Yanlış çözüm her vadede sorun yaratır.
Enflasyon düşerken faizi düşürmek yerine, faizi düşürerek enflasyonu düşürmeye çalışmak yanlış çözümdür ve bu çözüm yanlış olduğu için kısa vadede de uzun vadede de sorunlara yol açar. O nedenle bunu bir çözüm olarak değil, sorunu büyüten bir çözümsüzlük olarak değerlendirmek daha doğru olur.

Enflasyon ve küçülmeyi (slumpflasyon) bir arada yaşayan bir ekonomide yalnızca para politikasını sıkılaştırarak çözüm aramak kısa vadede enflasyon için işe yararsa da küçülmeyi daha da hızlandırıcı sonuç yaratabilir. Böyle bir durumda yapılacak doğru uygulama beklentileri olumlu yöne çevirecek uzun vadeli program açıklamak ve hızla uygulamaya başlamaktır.

Kısa vadeli çözümler genellikle uzun vadede sorunlar yaratır.
Yükselen enflasyonu çözmek için faizi arttırmak kısa vadede talep enflasyonunu ya da kur artışı kaynaklı maliyet enflasyonunu çözmek konusunda önemli bir katkı sağlasa da uzun vadede finansman maliyeti artışlarına neden olacağı için bu kez kur dışı maliyet enflasyonunu ateşleyebilir.

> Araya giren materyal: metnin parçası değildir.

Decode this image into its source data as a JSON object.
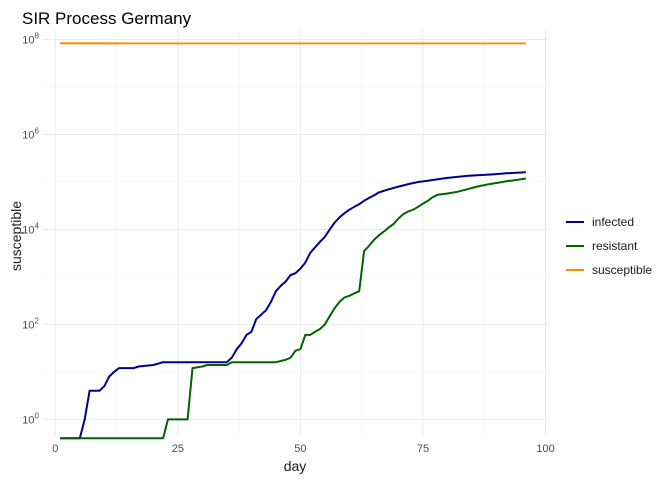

Büyümeyi hızlandırmak için bankaların daha fazla kredi vermesini teşvik etmek kısa vadede büyümeyi ateşlese de uzun vadede bankaları tahsil edilemeyen alacaklar sorunuyla karşı karşıya bırakabilir. Bu durumda bankalar mevcut kredileri de geri çekeceği için büyüme düşer.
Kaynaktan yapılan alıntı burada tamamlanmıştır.